We like to explain the development of human society and culture by way of revolutions. The agricultural revolution, the Axial Age of philosophical revolution, the monotheistic revolution, the industrial revolution, etc. In the sequence of revolutions whereby human society (most often understood as the Western society), there is one revolution that stands, in my view, above all others. This is what may be called the revolution of movement.
European thought has always struggled with the relationship between permanence and motion, being and process. The heavens moved, but the Earth stood still, but what if it also moved? An idea which took a long time to take off. The same with languages, peoples, cultures, traditions, even nature. Movement has always been an accepted idea (how could it be otherwise), but its relationship to permanence and essence, the fruit of a strong ancient development, was hard to resolve.
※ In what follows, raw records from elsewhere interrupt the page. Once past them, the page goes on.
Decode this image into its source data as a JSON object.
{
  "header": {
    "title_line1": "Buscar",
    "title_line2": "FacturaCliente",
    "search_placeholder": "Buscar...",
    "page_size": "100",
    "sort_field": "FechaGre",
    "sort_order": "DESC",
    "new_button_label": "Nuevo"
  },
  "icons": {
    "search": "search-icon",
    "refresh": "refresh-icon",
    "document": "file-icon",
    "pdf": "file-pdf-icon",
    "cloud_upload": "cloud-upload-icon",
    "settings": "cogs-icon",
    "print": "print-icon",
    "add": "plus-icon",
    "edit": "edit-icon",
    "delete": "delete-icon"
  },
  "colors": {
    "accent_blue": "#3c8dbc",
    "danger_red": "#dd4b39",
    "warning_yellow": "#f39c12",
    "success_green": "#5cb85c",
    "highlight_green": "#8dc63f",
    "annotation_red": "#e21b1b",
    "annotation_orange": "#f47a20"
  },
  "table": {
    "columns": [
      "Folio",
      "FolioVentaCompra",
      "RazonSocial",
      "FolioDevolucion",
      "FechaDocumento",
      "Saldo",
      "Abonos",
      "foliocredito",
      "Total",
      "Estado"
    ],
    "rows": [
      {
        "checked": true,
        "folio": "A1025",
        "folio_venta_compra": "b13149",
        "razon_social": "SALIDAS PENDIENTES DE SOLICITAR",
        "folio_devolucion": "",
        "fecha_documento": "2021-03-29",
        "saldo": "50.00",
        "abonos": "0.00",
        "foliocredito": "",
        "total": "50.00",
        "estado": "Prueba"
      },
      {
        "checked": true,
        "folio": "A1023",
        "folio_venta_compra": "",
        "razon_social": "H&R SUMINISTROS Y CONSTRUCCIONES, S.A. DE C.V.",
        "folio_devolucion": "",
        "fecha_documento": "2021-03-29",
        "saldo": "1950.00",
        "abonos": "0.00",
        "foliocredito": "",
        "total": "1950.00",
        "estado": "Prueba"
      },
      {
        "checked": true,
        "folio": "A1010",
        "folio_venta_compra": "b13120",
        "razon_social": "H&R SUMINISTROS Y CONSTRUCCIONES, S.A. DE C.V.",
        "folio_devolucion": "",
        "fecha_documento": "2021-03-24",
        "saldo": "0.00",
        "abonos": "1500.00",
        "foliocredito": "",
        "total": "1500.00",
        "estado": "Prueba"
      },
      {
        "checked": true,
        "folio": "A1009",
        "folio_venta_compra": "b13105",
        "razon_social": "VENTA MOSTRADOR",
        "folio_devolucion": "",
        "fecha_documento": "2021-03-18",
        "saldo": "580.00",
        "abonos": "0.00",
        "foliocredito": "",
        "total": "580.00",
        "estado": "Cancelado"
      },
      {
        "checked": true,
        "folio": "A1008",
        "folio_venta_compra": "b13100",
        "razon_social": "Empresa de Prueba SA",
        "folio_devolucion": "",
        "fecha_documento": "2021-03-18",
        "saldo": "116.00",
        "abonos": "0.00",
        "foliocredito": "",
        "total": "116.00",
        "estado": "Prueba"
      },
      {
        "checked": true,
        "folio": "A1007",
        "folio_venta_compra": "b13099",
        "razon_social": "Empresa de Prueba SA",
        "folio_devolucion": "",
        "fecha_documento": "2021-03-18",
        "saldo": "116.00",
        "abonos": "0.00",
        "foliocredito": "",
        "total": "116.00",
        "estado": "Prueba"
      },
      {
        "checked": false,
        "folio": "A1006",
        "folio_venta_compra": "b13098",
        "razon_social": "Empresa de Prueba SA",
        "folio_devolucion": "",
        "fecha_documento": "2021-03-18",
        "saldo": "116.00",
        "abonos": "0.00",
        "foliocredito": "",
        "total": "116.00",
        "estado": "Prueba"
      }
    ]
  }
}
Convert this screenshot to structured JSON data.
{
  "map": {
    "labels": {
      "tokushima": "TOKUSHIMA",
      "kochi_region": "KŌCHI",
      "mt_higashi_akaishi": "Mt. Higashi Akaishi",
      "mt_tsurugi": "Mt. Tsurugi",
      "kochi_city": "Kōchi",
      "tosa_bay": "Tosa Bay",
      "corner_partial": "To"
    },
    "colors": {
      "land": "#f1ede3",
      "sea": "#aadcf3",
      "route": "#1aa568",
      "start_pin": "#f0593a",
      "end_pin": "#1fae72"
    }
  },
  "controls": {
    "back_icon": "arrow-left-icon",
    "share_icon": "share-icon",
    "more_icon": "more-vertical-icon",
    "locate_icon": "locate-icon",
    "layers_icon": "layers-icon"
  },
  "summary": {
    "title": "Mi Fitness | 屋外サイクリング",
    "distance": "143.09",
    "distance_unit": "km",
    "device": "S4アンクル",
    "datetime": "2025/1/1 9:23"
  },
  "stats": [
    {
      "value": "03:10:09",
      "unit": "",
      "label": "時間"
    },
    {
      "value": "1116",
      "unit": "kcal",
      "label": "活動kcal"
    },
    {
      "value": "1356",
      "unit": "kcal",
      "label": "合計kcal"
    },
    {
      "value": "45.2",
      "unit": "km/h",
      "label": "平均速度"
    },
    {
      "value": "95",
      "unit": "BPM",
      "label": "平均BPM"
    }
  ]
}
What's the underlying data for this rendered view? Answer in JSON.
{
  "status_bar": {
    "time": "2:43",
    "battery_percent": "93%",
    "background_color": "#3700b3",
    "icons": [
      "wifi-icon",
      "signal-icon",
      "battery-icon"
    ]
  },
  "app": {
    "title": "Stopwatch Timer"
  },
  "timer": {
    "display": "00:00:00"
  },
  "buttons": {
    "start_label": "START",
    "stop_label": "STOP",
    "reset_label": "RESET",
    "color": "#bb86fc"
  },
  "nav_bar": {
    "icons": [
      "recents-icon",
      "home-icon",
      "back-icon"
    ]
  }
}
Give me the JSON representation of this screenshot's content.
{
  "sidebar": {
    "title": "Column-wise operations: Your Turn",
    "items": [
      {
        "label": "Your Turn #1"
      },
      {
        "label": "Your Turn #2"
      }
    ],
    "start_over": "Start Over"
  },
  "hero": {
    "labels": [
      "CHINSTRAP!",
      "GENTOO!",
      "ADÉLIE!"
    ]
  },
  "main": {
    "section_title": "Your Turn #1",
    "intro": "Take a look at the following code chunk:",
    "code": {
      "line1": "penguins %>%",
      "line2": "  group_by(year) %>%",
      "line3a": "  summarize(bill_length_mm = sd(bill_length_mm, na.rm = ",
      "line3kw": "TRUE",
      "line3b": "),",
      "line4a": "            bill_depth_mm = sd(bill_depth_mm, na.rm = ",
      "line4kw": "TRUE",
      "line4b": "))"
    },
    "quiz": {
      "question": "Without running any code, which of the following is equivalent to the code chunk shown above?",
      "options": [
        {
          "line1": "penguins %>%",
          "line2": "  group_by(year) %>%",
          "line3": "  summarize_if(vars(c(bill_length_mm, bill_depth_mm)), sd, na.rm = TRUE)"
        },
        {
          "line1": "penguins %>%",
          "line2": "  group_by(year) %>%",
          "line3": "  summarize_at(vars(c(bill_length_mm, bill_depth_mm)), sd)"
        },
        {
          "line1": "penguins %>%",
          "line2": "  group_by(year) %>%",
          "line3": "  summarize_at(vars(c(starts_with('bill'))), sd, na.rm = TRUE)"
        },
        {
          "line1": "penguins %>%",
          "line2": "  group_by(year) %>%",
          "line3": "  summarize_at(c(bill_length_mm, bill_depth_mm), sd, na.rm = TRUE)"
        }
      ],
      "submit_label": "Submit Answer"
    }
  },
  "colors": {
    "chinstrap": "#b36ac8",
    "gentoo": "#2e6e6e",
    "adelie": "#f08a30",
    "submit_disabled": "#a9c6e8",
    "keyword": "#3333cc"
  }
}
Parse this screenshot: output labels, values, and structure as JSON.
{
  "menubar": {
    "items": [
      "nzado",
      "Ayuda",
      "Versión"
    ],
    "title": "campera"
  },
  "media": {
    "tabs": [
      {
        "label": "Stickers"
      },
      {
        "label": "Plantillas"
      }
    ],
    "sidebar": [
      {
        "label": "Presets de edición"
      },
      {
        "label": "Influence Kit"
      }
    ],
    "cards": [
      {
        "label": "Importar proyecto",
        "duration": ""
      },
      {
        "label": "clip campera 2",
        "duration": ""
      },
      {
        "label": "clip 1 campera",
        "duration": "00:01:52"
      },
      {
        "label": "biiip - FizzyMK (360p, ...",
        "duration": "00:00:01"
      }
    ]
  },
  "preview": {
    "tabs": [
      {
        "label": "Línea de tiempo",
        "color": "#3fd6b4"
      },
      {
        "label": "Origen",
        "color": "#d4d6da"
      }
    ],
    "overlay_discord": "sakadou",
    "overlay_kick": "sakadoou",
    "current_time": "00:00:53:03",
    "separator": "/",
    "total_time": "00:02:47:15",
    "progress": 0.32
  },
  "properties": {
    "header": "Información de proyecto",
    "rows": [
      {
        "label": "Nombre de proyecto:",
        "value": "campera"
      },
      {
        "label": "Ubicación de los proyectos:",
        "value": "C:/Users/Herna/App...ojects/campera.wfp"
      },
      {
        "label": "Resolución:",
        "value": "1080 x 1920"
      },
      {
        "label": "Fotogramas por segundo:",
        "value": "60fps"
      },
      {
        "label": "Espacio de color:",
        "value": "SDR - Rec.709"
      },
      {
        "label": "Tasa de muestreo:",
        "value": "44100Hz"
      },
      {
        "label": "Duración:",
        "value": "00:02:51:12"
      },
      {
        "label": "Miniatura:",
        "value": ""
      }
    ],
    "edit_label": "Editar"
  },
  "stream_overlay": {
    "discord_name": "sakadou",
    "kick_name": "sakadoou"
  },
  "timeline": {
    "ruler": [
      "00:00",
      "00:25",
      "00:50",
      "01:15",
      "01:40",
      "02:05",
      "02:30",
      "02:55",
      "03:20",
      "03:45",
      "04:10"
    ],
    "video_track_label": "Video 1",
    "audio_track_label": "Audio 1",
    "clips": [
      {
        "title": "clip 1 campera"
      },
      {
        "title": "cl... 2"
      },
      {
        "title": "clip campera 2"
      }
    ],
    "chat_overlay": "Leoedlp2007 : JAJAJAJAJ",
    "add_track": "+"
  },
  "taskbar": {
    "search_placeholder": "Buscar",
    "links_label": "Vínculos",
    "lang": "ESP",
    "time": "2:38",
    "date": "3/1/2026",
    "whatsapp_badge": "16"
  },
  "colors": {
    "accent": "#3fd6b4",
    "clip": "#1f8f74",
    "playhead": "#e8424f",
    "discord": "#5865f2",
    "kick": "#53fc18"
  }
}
The challenge was kept in tension by a commitment to both abstract philosophy and empirical observation. Dante realised languages shift, that the Italian of his ancestors would have been different from his own, but how could he conclude that they’ve always shifted and evolved? His commitment to the received wisdom of the biblical account, the paradigm at the time, inflected his findings in ways which we now know to be inaccurate. So what? In the long run, this struggle between two orders of knowledge proved most fruitful and pushed science (understood in the largest possible sense) towards new horizons. We have come far, but the challenge remains.